En cuanto nos vio el hombre, mandó callar al perro, y se metió en la primera casa a avisarle a las mujeres que preparan los calentadores. Le oímos decir:
—Mujeres, preparar los calentadores, que vienen dos hombres.
Los calentadores son unos cacharros que tienen puestos a la orilla de la lumbre, que les caben cuatro o cinco litros de agua, y los tienen siempre al lado del fuego en el invierno. Va la gente helada y se arrima a la lumbre y las uñas se le saltan y le duelen las manos y la cara. Y para que eso no ocurra, ponen un barreño con agua tibia, y le van añadiendo caliente poco a poco, y uno se va lavoteando allí hasta que la sangre le empieza a circular.
Me acuerdo de que al ir a quitarse Pedro la pelliza se dio con el codo en el filo de la boina y salió la boina rodando por el suelo como un queso. Y a mí se me partieron los pantalones de pana nuevos que llevaba: crujían como el cristal y se me partieron por las rodillas al ir a sentarme. Íbamos medio congelados, vaya.
De manera que allí estuvimos descansando un rato. Aquellas gentes eran muy pobres, pero, como es costumbre en la sierra, nos dieron lo mejor de su pobreza: lo poco bueno que tenían. Comimos un bocado y un jarro de leche de cabra muy caliente y nos estuvimos calentando a la lumbre tan a gusto. Y luego no querían dejarnos ir, sino que empezaron a porfiar para que nos quedáramos allí a pasar la noche. Pero como ya serían lo menos las tres de la tarde y el temporal estaba parado y, además, el camino que nos quedaba no tenía pérdida, les dijimos adiós y nos fuimos, enfilando las navas en dirección a otra aldea que le dicen Don Domingo, y ya con poca luz y nevando llegamos a la Matea, y fuimos a llamar a la puerta del suegro de Donato a pedir posada.

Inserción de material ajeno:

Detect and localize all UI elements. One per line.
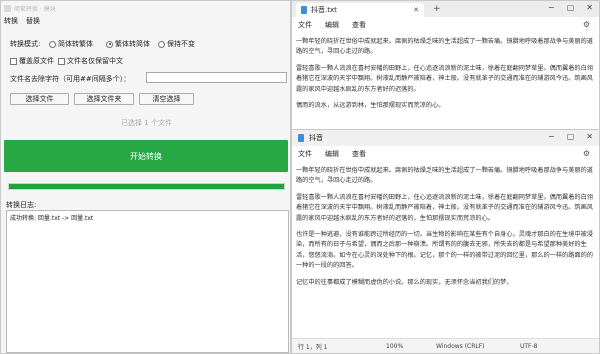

Cuando estuvimos refiriendo el viaje en casa del suegro de Donato, que era un hombre de esos antiguazos que hablan con el corazón, decía:
—Pero ¡hombre! ¿De las sierras de Cazorla han venido ustedes? ¡Válgame la Virgen! ¡Si eso no es posible! Hoy no pasan los cristianos por los Campos.
—Pues nosotros no somos cristianos, que somos moros —dijo Pedro.
Y el viejo, al oír aquel despropósito, se santiguaba. Muchos de ellos no habían salido en su vida de los Campos y no sabían ni dónde estaban las sierras de Cazorla, y no había forma de hacerles creer que habíamos pasado los Campos en un día como aquel. Y eso que la gente de la Matea y Camarillas están acostumbrados a ver nieve y pasar fatigas: se han criado en eso y, sin embargo, muchos se han perdido en la nieve en días de nieblas y la nieve les agotó y no resultaron vivos.
Pedro y yo dormimos aquella noche en la Matea, y a la mañana siguiente seguimos viaje hasta Santiago de la Espada en unas bestias que nos prestó el suegro de Donato, y llegamos al juicio, que por poco acaba siendo el juicio final para nosotros.